Suu Kyi, who won a Nobel Peace Prize for her nonviolent campaign against the military junta that ruled the country for decades, came to power after her party won a landslide victory in the country’s 2015 elections, though the military still wields a significant amount of power.
International humanitarian groups have so far expressed disappointment in Suu Kyi’s response to the situation, alleging that she has not done enough to stymie the unrest and protect the Rohingya population.
Suu Kyi has denied some of the more severe allegations made by rights organizations, including that ethnic cleansing is occurring in the region.

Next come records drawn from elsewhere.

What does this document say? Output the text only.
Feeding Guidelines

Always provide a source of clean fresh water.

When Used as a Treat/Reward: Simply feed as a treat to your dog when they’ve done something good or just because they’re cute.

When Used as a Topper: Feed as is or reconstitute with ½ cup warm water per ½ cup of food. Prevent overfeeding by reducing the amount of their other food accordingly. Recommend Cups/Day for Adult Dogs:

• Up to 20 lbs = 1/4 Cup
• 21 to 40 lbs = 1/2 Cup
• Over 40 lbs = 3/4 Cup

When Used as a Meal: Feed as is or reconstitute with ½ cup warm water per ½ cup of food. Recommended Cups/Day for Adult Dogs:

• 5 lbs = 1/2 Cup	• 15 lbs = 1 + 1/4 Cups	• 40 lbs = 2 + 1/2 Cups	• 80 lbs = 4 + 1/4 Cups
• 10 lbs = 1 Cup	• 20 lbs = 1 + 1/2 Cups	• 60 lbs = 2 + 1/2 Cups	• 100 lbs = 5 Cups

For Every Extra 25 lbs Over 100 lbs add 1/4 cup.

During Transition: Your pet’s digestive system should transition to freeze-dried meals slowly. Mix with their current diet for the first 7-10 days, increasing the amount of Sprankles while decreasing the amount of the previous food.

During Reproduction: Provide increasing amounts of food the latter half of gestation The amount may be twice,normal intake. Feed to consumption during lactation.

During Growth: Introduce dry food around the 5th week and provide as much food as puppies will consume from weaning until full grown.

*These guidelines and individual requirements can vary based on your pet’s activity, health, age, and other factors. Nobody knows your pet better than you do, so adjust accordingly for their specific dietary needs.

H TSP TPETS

“Rather than deal with ongoing atrocities, the government tried to hide behind the Advisory Commission,” said Matthew Smith, the CEO of human rights group Fortify Rights. “The Commission responded with concrete recommendations to end violations, and the government should act on them without delay.”
Outside observers are also concerned that authorities could ignore some of the report’s findings in favor of a similar inquiry by the Myanmar government, which Human Rights Watch called “inept.”
Robertson says now that the commission’s findings are now public, “the ball is now in Suu Kyi’s court.”
“We want to see a firm agreement to implement these recommendations, to say very clearly what’s going to be done,” he said. “The statement so far has been, we’ll implement what we can depending on the situation on the ground. You couldn’t get more vague than that.”